I’m not even going to suggest tuning down the display to 60Hz, as in reality, you shouldn’t really have to do that to get the most out of your smartphone lifespan. There is an ace up the sleeve of the Oppo Find X3 Pro, and that would be the literally insane fast charging speeds.
With the 65W SuperVOOC charge brick, wired charging has you filling the battery in well under an hour. Wireless charging speeds cap out at a similarly fast 30W, which can also take you from 0 to 100% in under an hour and a half. No matter which method you choose, you’re not hanging around to get topped up.
A notable here though is that the OnePlus 65W charger and Wireless Warp Charger are recognized as SuperVOOC and AirVOOC respectively. Try as they might, clearly the R&D efforts are just as closely aligned as we’ve hinted at for years.
I love using the Oppo Find X3 Pro, but there are few areas that seriously let things down — even more so than last years Find X2 Pro. It looks great but is a fingerprint magnet, the cameras are among the best we’ve tested, and although the microscope tricks are cool, it’s at the loss of what was a fantastic 5x optical zoom lens.

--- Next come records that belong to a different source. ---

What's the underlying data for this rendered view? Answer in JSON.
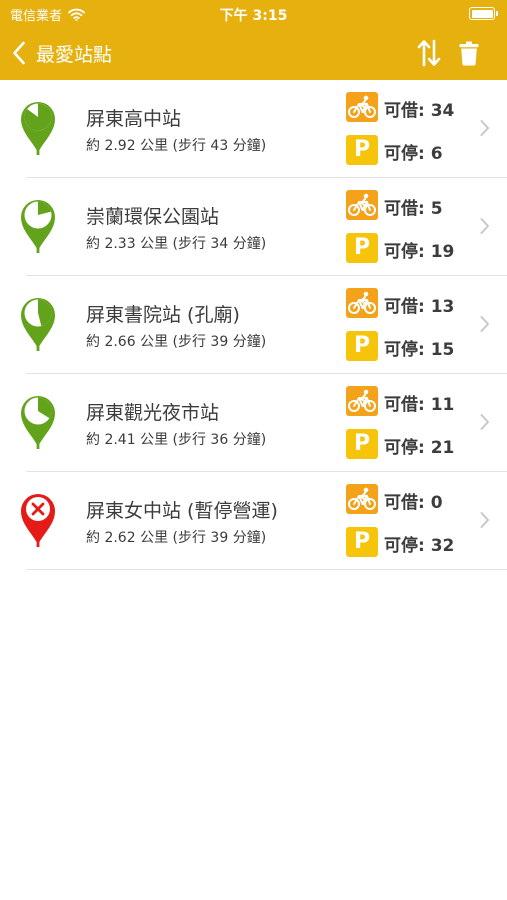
{
  "status_bar": {
    "carrier": "電信業者",
    "time": "下午 3:15"
  },
  "nav": {
    "title": "最愛站點",
    "back_icon": "chevron-left-icon",
    "sort_icon": "swap-vertical-icon",
    "delete_icon": "trash-icon"
  },
  "colors": {
    "header": "#e6b00f",
    "available_pin": "#63a31b",
    "closed_pin": "#e41b17",
    "bike_badge": "#f3a21a",
    "parking_badge": "#f7c40c"
  },
  "stations": [
    {
      "name": "屏東高中站",
      "distance": "約 2.92 公里 (步行 43 分鐘)",
      "rent_label": "可借: 34",
      "return_label": "可停: 6",
      "status": "open",
      "bike_fill_ratio": 0.85
    },
    {
      "name": "崇蘭環保公園站",
      "distance": "約 2.33 公里 (步行 34 分鐘)",
      "rent_label": "可借: 5",
      "return_label": "可停: 19",
      "status": "open",
      "bike_fill_ratio": 0.21
    },
    {
      "name": "屏東書院站 (孔廟)",
      "distance": "約 2.66 公里 (步行 39 分鐘)",
      "rent_label": "可借: 13",
      "return_label": "可停: 15",
      "status": "open",
      "bike_fill_ratio": 0.46
    },
    {
      "name": "屏東觀光夜市站",
      "distance": "約 2.41 公里 (步行 36 分鐘)",
      "rent_label": "可借: 11",
      "return_label": "可停: 21",
      "status": "open",
      "bike_fill_ratio": 0.34
    },
    {
      "name": "屏東女中站 (暫停營運)",
      "distance": "約 2.62 公里 (步行 39 分鐘)",
      "rent_label": "可借: 0",
      "return_label": "可停: 32",
      "status": "closed",
      "bike_fill_ratio": 0
    }
  ]
}
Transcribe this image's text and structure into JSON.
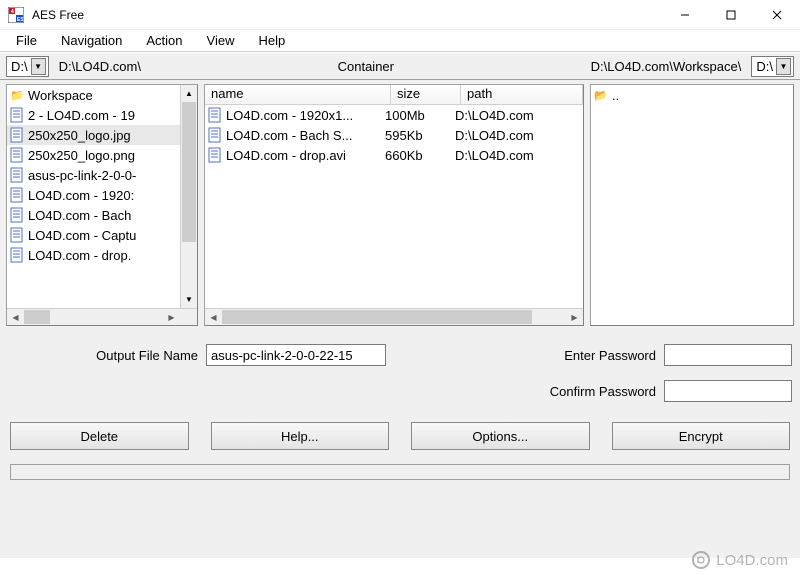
{
  "window": {
    "title": "AES Free"
  },
  "menu": {
    "items": [
      "File",
      "Navigation",
      "Action",
      "View",
      "Help"
    ]
  },
  "pathbar": {
    "left_drive": "D:\\",
    "left_path": "D:\\LO4D.com\\",
    "center_label": "Container",
    "right_path": "D:\\LO4D.com\\Workspace\\",
    "right_drive": "D:\\"
  },
  "left_panel": {
    "items": [
      {
        "type": "folder",
        "name": "Workspace"
      },
      {
        "type": "file",
        "name": "2 - LO4D.com - 19"
      },
      {
        "type": "file",
        "name": "250x250_logo.jpg"
      },
      {
        "type": "file",
        "name": "250x250_logo.png"
      },
      {
        "type": "file",
        "name": "asus-pc-link-2-0-0-"
      },
      {
        "type": "file",
        "name": "LO4D.com - 1920:"
      },
      {
        "type": "file",
        "name": "LO4D.com - Bach"
      },
      {
        "type": "file",
        "name": "LO4D.com - Captu"
      },
      {
        "type": "file",
        "name": "LO4D.com - drop."
      }
    ]
  },
  "mid_panel": {
    "headers": {
      "name": "name",
      "size": "size",
      "path": "path"
    },
    "rows": [
      {
        "name": "LO4D.com - 1920x1...",
        "size": "100Mb",
        "path": "D:\\LO4D.com"
      },
      {
        "name": "LO4D.com - Bach S...",
        "size": "595Kb",
        "path": "D:\\LO4D.com"
      },
      {
        "name": "LO4D.com - drop.avi",
        "size": "660Kb",
        "path": "D:\\LO4D.com"
      }
    ]
  },
  "right_panel": {
    "up_label": ".."
  },
  "form": {
    "output_label": "Output File Name",
    "output_value": "asus-pc-link-2-0-0-22-15",
    "enter_pw_label": "Enter Password",
    "confirm_pw_label": "Confirm Password"
  },
  "buttons": {
    "delete": "Delete",
    "help": "Help...",
    "options": "Options...",
    "encrypt": "Encrypt"
  },
  "watermark": "LO4D.com"
}
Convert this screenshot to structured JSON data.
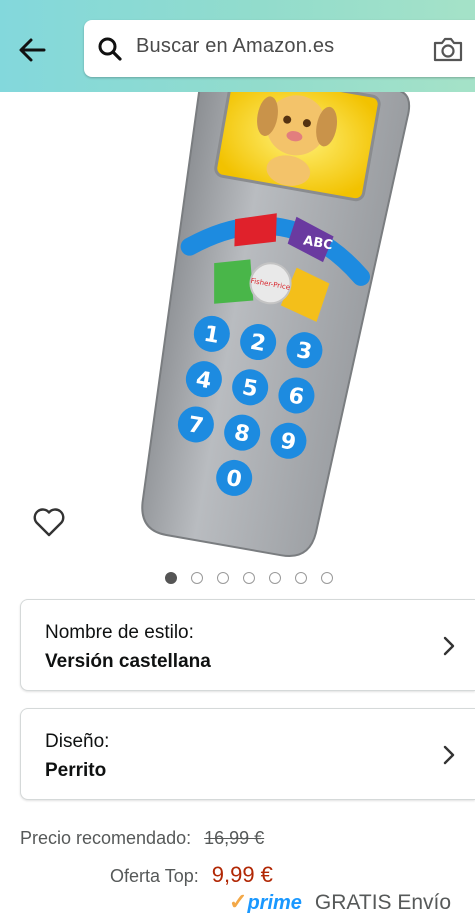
{
  "header": {
    "search_placeholder": "Buscar en Amazon.es"
  },
  "product_image": {
    "keypad_digits": [
      "1",
      "2",
      "3",
      "4",
      "5",
      "6",
      "7",
      "8",
      "9",
      "0"
    ],
    "brand_badge": "Fisher-Price"
  },
  "gallery": {
    "total_images": 7,
    "active_index": 0
  },
  "style_option": {
    "label": "Nombre de estilo:",
    "value": "Versión castellana"
  },
  "design_option": {
    "label": "Diseño:",
    "value": "Perrito"
  },
  "pricing": {
    "recommended_label": "Precio recomendado:",
    "recommended_price": "16,99 €",
    "offer_label": "Oferta Top:",
    "offer_price": "9,99 €",
    "prime_check": "✓",
    "prime_word": "prime",
    "shipping_text": "GRATIS Envío"
  },
  "colors": {
    "header_gradient_start": "#83d8dc",
    "header_gradient_end": "#a5e2c8",
    "offer_price": "#b12704",
    "prime_blue": "#1a98ff",
    "prime_check": "#f3a847"
  }
}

Everything about this package screams “high-end,” but the lack of long-term software support is borderline insulting when Oppo is asking for around $1,500 for the Find X3 Pro. It takes the literal sheen off what could have been a contender for the Galaxy S21 Ultra’s crown as the best Android smartphone of 2021 so far.
Add in the regional limitations and the Find X3 Pro is relegated to just another great alternative but one that we can’t actively recommend over the flagship Samsung. That’s a real shame, because it delivers in a number of areas and even exceeds in a few. Even without a full seal of approval, it’s one of the best Android smartphones you can buy right now. If you’re happy to overlook a few problem areas, you won’t be disappointed.